New House White vs Pure Brilliant White
New House White is a Behr color while Pure Brilliant White comes from Dulux. New House White reads as beige-greige, while Pure Brilliant White reads as greige-white — two distinct hue families, not close cousins. With LRVs of 85 and 84, they'll behave almost identically in terms of how much light they reflect back into a room. The tonal difference — New House White's red character against Pure Brilliant White's warm — becomes most visible against white trim or in morning light. With a ΔE of 1.3, the difference is subtle — you'd need them side by side to reliably tell them apart. Below you'll find 1 real-room photo comparison where both colors appear side by side, plus 5 simulated room previews.
New House White vs Pure Brilliant White in Real Spaces
1 real room side by side. New House White and Pure Brilliant White are close enough that the difference can be hard to judge from a chip alone — these photos show how each reads at scale, across different spaces and lighting conditions.
House
At full exterior scale, the difference between these two colors becomes much easier to judge than from a small chip. The two are close enough that the choice comes down to finer qualities — undertone, texture, what the color sits next to.
Color Details
New House White vs Pure Brilliant White Simulated Comparison
5 simulated room previews — drag the slider on each to see New House White on one side and Pure Brilliant White on the other.

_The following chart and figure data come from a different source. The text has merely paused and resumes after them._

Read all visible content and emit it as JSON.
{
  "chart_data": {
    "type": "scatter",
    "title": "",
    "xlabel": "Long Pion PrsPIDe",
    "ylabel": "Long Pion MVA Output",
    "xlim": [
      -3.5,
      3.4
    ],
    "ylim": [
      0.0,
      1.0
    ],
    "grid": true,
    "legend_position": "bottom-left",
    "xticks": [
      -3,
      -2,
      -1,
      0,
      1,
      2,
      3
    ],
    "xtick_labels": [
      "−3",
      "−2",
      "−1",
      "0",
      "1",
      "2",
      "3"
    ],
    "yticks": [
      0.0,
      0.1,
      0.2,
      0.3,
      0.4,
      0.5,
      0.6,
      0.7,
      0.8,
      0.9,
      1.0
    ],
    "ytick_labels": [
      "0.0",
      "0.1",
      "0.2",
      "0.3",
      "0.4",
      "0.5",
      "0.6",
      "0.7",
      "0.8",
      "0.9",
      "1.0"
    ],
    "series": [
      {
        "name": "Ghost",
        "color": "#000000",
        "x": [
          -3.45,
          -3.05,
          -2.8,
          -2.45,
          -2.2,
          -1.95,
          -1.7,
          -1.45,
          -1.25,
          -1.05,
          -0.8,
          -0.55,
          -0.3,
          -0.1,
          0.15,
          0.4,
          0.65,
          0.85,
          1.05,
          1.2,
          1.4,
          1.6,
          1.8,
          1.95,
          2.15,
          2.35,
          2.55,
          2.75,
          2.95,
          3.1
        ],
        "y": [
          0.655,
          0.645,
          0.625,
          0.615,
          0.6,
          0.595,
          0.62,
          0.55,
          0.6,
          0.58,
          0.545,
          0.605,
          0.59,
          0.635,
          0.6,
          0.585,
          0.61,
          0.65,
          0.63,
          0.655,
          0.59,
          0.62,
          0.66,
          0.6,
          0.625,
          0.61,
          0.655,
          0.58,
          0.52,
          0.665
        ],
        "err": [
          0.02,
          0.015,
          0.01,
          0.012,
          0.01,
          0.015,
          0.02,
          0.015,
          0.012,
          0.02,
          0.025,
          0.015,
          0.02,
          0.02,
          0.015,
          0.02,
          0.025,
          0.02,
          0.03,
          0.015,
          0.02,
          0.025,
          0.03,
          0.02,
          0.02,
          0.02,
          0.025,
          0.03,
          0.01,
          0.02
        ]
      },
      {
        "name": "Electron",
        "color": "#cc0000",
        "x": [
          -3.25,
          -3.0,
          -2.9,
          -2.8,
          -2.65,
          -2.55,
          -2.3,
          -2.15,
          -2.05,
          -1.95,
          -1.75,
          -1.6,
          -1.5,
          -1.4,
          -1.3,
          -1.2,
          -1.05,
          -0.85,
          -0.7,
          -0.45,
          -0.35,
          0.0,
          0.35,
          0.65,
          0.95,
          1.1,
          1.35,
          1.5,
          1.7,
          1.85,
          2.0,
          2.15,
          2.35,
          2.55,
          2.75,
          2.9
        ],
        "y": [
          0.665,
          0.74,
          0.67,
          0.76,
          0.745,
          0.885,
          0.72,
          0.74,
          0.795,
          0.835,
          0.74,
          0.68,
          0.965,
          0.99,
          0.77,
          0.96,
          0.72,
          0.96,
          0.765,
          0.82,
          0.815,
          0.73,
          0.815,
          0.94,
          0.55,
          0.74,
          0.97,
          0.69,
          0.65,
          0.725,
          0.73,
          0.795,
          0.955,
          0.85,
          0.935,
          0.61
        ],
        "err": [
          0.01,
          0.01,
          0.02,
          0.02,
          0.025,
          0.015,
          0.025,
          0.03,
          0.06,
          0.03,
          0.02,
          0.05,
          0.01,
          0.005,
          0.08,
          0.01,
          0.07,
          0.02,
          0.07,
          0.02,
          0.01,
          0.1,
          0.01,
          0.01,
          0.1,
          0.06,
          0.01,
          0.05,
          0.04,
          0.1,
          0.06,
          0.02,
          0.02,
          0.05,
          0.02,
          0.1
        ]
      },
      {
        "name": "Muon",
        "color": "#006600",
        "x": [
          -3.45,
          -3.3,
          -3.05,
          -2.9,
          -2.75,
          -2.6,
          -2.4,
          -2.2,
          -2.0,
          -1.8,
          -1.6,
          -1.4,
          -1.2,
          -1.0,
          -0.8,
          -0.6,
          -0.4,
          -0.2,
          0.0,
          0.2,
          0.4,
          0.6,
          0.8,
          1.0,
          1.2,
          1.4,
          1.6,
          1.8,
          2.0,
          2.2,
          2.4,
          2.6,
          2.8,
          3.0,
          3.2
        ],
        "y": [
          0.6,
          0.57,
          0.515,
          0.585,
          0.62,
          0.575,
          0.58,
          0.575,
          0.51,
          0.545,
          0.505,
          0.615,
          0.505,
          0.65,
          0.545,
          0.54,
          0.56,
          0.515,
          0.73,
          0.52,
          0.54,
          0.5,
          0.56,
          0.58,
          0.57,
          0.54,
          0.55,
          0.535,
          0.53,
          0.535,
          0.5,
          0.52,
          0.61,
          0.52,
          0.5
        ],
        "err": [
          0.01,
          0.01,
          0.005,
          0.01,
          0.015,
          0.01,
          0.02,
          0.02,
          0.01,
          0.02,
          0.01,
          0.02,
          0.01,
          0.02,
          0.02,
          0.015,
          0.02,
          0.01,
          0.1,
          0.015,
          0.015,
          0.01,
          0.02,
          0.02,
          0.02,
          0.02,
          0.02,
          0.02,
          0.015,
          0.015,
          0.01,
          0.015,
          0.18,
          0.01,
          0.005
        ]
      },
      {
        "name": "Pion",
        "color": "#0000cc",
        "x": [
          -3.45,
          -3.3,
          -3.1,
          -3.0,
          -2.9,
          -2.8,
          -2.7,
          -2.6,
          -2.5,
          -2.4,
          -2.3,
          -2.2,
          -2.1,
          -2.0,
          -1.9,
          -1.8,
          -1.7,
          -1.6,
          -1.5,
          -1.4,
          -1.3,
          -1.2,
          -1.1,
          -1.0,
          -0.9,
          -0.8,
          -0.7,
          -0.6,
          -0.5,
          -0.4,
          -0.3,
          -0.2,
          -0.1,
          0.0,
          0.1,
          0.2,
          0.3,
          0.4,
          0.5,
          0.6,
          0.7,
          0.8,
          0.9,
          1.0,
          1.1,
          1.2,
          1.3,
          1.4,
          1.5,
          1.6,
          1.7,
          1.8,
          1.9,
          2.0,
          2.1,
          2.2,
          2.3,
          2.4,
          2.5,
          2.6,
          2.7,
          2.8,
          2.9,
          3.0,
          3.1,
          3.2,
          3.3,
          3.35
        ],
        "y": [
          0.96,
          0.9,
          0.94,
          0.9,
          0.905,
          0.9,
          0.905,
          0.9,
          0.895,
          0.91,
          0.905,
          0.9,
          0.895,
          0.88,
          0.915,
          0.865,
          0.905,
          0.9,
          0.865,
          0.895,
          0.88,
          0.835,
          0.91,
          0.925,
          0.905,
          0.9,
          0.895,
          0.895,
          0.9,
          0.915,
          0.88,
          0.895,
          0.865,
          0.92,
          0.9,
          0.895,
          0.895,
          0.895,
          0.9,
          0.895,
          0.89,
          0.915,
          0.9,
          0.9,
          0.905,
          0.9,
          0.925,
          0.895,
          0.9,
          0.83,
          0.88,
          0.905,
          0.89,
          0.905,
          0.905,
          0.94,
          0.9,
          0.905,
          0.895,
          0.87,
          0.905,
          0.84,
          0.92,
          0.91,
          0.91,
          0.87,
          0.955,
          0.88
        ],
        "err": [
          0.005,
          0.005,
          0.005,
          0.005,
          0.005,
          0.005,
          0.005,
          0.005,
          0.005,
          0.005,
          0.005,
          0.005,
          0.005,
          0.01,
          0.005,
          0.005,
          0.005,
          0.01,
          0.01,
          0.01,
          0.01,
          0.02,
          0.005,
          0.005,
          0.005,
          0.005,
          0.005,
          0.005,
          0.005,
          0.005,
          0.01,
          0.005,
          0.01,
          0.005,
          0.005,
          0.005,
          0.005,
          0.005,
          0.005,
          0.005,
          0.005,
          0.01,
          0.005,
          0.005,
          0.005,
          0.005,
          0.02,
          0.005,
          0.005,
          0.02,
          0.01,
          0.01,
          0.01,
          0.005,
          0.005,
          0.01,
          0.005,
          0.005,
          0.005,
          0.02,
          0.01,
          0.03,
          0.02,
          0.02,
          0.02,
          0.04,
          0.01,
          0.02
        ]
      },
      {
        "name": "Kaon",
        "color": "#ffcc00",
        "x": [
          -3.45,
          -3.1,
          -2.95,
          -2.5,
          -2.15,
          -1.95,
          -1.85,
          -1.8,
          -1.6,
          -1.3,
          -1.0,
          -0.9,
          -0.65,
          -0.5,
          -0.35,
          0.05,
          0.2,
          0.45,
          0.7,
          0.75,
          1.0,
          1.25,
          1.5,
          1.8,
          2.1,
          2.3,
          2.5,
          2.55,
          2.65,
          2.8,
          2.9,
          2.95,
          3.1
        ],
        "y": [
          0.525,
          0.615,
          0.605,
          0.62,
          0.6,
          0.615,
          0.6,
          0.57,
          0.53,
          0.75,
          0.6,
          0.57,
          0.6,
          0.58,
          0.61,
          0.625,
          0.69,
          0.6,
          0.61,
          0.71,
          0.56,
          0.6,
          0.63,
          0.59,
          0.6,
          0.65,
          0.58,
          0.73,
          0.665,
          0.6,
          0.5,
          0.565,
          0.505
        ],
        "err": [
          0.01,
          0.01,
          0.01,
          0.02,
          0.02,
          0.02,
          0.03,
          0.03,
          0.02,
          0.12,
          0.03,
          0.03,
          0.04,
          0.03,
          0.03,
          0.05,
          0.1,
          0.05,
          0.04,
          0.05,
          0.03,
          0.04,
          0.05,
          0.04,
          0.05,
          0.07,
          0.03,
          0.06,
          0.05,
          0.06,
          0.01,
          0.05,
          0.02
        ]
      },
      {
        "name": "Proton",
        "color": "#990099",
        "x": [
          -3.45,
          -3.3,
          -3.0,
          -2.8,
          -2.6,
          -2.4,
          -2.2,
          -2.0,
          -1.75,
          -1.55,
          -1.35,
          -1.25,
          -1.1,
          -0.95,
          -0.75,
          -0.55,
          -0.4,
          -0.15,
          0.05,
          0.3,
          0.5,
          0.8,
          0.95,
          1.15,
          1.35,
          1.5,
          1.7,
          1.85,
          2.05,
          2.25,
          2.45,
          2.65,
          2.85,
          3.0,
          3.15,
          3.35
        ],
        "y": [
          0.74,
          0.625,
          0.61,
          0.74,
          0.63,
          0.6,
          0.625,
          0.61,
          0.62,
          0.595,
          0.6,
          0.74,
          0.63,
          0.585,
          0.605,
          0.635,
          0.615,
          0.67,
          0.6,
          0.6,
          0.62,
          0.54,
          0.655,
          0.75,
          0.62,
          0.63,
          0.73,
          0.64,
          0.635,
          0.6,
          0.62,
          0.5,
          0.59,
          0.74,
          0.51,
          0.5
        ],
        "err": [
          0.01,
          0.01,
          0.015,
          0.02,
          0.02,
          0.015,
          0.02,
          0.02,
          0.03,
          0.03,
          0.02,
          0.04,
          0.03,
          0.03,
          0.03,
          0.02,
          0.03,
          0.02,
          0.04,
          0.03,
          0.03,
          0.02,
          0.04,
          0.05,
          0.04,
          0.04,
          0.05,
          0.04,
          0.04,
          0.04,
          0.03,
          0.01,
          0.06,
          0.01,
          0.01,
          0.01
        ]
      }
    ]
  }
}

Digital color is approximate. These simulations are generated from the manufacturer's hex values and overlaid on grayscale room photos — your screen's calibration, brightness, and viewing angle all affect how they render. Before committing to either color, test physical samples in your own space under the light you actually live with.
More New House White comparisons
See how New House White stacks up against other well-photographed colors across different brands and tones.